The lira (plural: lire) was the currency of the Grand Duchy of Tuscany until its annexation by Napoleonic France in 1807. After that year, it unofficially remained in circulation thanks to its silver value until the restoration of Tuscan independence in 1814. It was finally abolished in 1826.

==History==

It was subdivided into 20 soldi, each of 3 quattrini or 12 denari (singular: soldo, quattrino, denaro). Other denominations included the crazia worth q.5; the grosso worth q.20; the paolo worth q.40 or 2/3 lira; the testone worth 3 paoli; and the crown-sized francescone worth 10 paoli or 6 2/3 lire.
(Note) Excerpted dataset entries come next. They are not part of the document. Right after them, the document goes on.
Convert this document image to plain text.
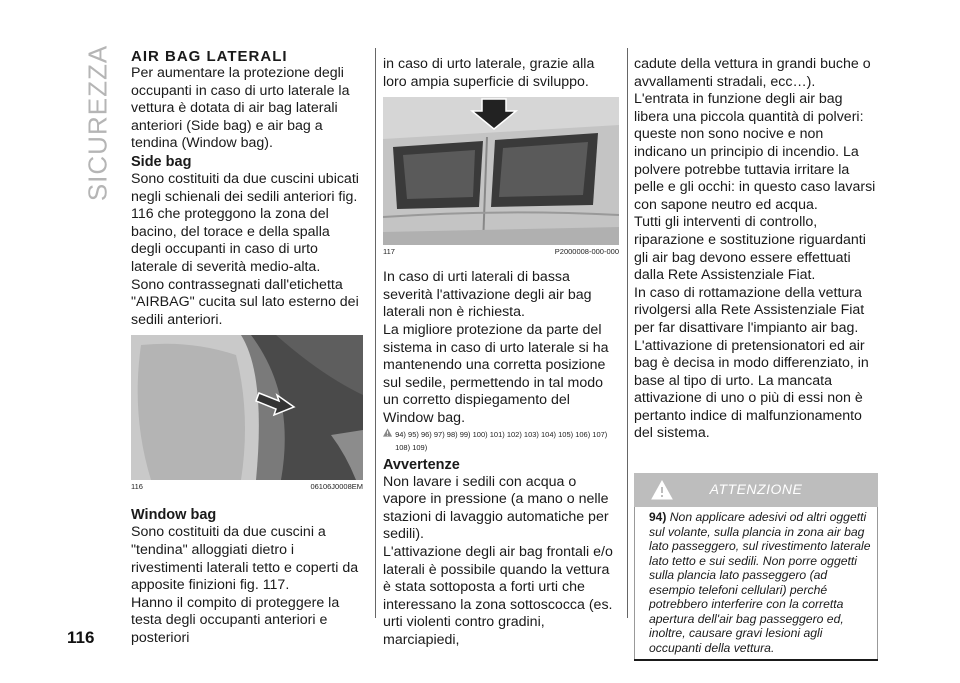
SICUREZZA AIR BAG LATERALI

Per aumentare la protezione degli occupanti in caso di urto laterale la vettura è dotata di air bag laterali anteriori (Side bag) e air bag a tendina (Window bag).

Side bag

Sono costituiti da due cuscini ubicati negli schienali dei sedili anteriori fig. 116 che proteggono la zona del bacino, del torace e della spalla degli occupanti in caso di urto laterale di severità medio-alta.

Sono contrassegnati dall'etichetta "AIRBAG" cucita sul lato esterno dei sedili anteriori.

116	06106J0008EM

Window bag

Sono costituiti da due cuscini a "tendina" alloggiati dietro i rivestimenti laterali tetto e coperti da apposite finizioni fig. 117.

Hanno il compito di proteggere la testa degli occupanti anteriori e posteriori

in caso di urto laterale, grazie alla loro ampia superficie di sviluppo.

117	P2000008-000-000

In caso di urti laterali di bassa severità l'attivazione degli air bag laterali non è richiesta.

La migliore protezione da parte del sistema in caso di urto laterale si ha mantenendo una corretta posizione sul sedile, permettendo in tal modo un corretto dispiegamento del Window bag.

94) 95) 96) 97) 98) 99) 100) 101) 102) 103) 104) 105) 106) 107) 108) 109)

Avvertenze

Non lavare i sedili con acqua o vapore in pressione (a mano o nelle stazioni di lavaggio automatiche per sedili).

L'attivazione degli air bag frontali e/o laterali è possibile quando la vettura è stata sottoposta a forti urti che interessano la zona sottoscocca (es. urti violenti contro gradini, marciapiedi,

cadute della vettura in grandi buche o avvallamenti stradali, ecc…).

L'entrata in funzione degli air bag libera una piccola quantità di polveri: queste non sono nocive e non indicano un principio di incendio. La polvere potrebbe tuttavia irritare la pelle e gli occhi: in questo caso lavarsi con sapone neutro ed acqua.

Tutti gli interventi di controllo, riparazione e sostituzione riguardanti gli air bag devono essere effettuati dalla Rete Assistenziale Fiat.

In caso di rottamazione della vettura rivolgersi alla Rete Assistenziale Fiat per far disattivare l'impianto air bag.

L'attivazione di pretensionatori ed air bag è decisa in modo differenziato, in base al tipo di urto. La mancata attivazione di uno o più di essi non è pertanto indice di malfunzionamento del sistema.

ATTENZIONE
94) Non applicare adesivi od altri oggetti sul volante, sulla plancia in zona air bag lato passeggero, sul rivestimento laterale lato tetto e sui sedili. Non porre oggetti sulla plancia lato passeggero (ad esempio telefoni cellulari) perché potrebbero interferire con la corretta apertura dell'air bag passeggero ed, inoltre, causare gravi lesioni agli occupanti della vettura.
116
In 1803 the Tuscan lira was equivalent to 0.84 French francs, 0.84 Italian lira, or 3.78 grams of fine silver. In 1826 it was replaced by the Tuscan fiorino worth 100 quattrini or 1 2/3 lira.

==Coins==
In the late 18th century, copper coins circulated in denominations of q.1, q.2, and s.1, together with billon q.10 and silver 1/2, 1, 2, 5 and 10 paoli. In the early 19th century, copper s.1/2 and s.2 were added, together with silver 1 lira and 10 lire.

The 10-lira coin was known as dena and the 5-lira coin was known as meza-dena ("half-dena").